2026年ベネズエラ軍事行動:JDヴァンス副大統領の「一票」で決議案否決
2026年1月、米上院はJDヴァンス副大統領の決定票により、ベネズエラ軍事行動を制限する決議案を否決しました。トランプ政権の権限拡大と共和党内の動向を詳しく解説します。
握手しながら、もう一方の手では拳を握っている。そんな緊迫した政治劇の結末が、一人の男の手に委ねられました。アメリカのJDヴァンス副大統領は、ドナルド・トランプ大統領によるベネズエラへのさらなる軍事行動を制限する「戦争権限決議案」に対し、可否同数となった採決で反対の一票を投じ、これを否決しました。
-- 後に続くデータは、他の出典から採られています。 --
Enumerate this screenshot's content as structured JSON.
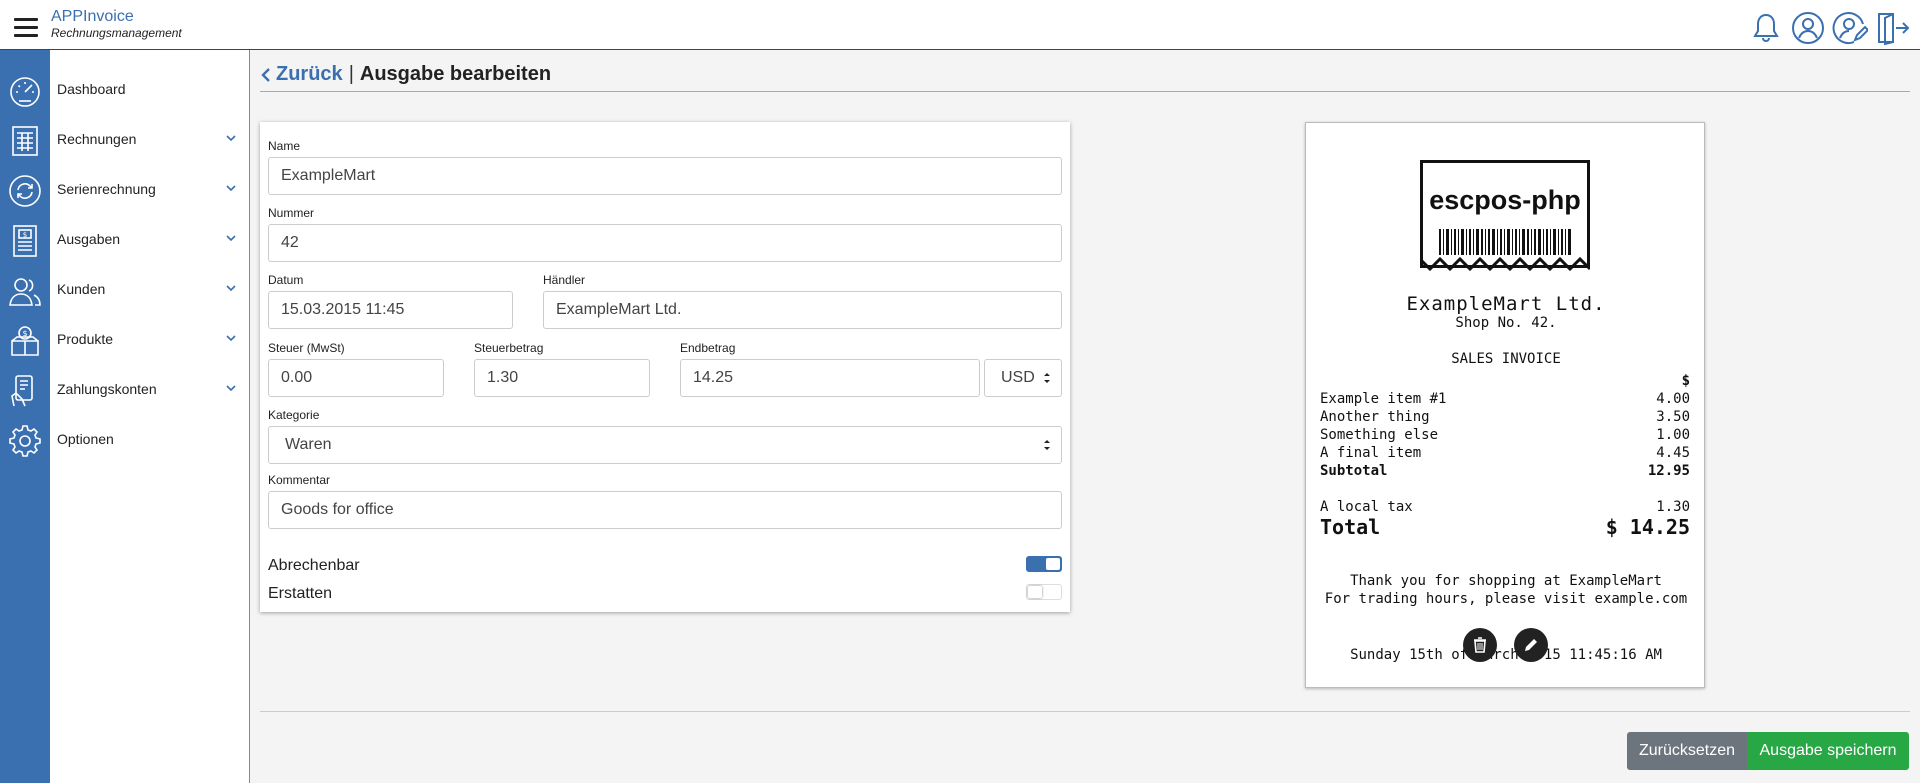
{
  "app": {
    "title": "APPInvoice",
    "subtitle": "Rechnungsmanagement"
  },
  "sidebar": {
    "items": [
      {
        "label": "Dashboard",
        "icon": "speedometer-icon",
        "has_submenu": false
      },
      {
        "label": "Rechnungen",
        "icon": "invoice-sheet-icon",
        "has_submenu": true
      },
      {
        "label": "Serienrechnung",
        "icon": "recurring-arrows-icon",
        "has_submenu": true
      },
      {
        "label": "Ausgaben",
        "icon": "expense-document-icon",
        "has_submenu": true
      },
      {
        "label": "Kunden",
        "icon": "customers-icon",
        "has_submenu": true
      },
      {
        "label": "Produkte",
        "icon": "product-box-icon",
        "has_submenu": true
      },
      {
        "label": "Zahlungskonten",
        "icon": "payment-card-icon",
        "has_submenu": true
      },
      {
        "label": "Optionen",
        "icon": "gear-icon",
        "has_submenu": false
      }
    ]
  },
  "header_icons": [
    "bell-icon",
    "user-icon",
    "user-edit-icon",
    "logout-icon"
  ],
  "page": {
    "back_label": "Zurück",
    "separator": "|",
    "title": "Ausgabe bearbeiten"
  },
  "form": {
    "name": {
      "label": "Name",
      "value": "ExampleMart"
    },
    "number": {
      "label": "Nummer",
      "value": "42"
    },
    "date": {
      "label": "Datum",
      "value": "15.03.2015 11:45"
    },
    "merchant": {
      "label": "Händler",
      "value": "ExampleMart Ltd."
    },
    "tax": {
      "label": "Steuer (MwSt)",
      "value": "0.00"
    },
    "tax_amount": {
      "label": "Steuerbetrag",
      "value": "1.30"
    },
    "total": {
      "label": "Endbetrag",
      "value": "14.25"
    },
    "currency": {
      "value": "USD"
    },
    "category": {
      "label": "Kategorie",
      "value": "Waren"
    },
    "comment": {
      "label": "Kommentar",
      "value": "Goods for office"
    },
    "billable": {
      "label": "Abrechenbar",
      "on": true
    },
    "reimburse": {
      "label": "Erstatten",
      "on": false
    }
  },
  "receipt": {
    "logo_text": "escpos-php",
    "store": "ExampleMart Ltd.",
    "shop": "Shop No. 42.",
    "heading": "SALES INVOICE",
    "currency_symbol": "$",
    "items": [
      {
        "name": "Example item #1",
        "price": "4.00"
      },
      {
        "name": "Another thing",
        "price": "3.50"
      },
      {
        "name": "Something else",
        "price": "1.00"
      },
      {
        "name": "A final item",
        "price": "4.45"
      }
    ],
    "subtotal": {
      "label": "Subtotal",
      "value": "12.95"
    },
    "tax": {
      "label": "A local tax",
      "value": "1.30"
    },
    "total": {
      "label": "Total",
      "value": "$ 14.25"
    },
    "thanks": "Thank you for shopping at ExampleMart",
    "hours": "For trading hours, please visit example.com",
    "date": "Sunday 15th of March 2015 11:45:16 AM"
  },
  "actions": {
    "reset": "Zurücksetzen",
    "save": "Ausgabe speichern"
  },
  "colors": {
    "brand": "#3a6fb0",
    "reset": "#6c757d",
    "save": "#28a745"
  }
}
2026年 ベネズエラ軍事行動 決議案を巡る共和党内の動向
水曜日の夜に行われた上院での採決は、まさに手に汗握る展開となりました。トッド・ヤング議員(インディアナ州選出)とジョシュ・ホーリー議員(ミズーリ州選出)の2名の動向が決議の行方を左右したからです。当初、この2名を含む共和党の一部議員が民主党に同調したことで、決議案は52対47で前進していました。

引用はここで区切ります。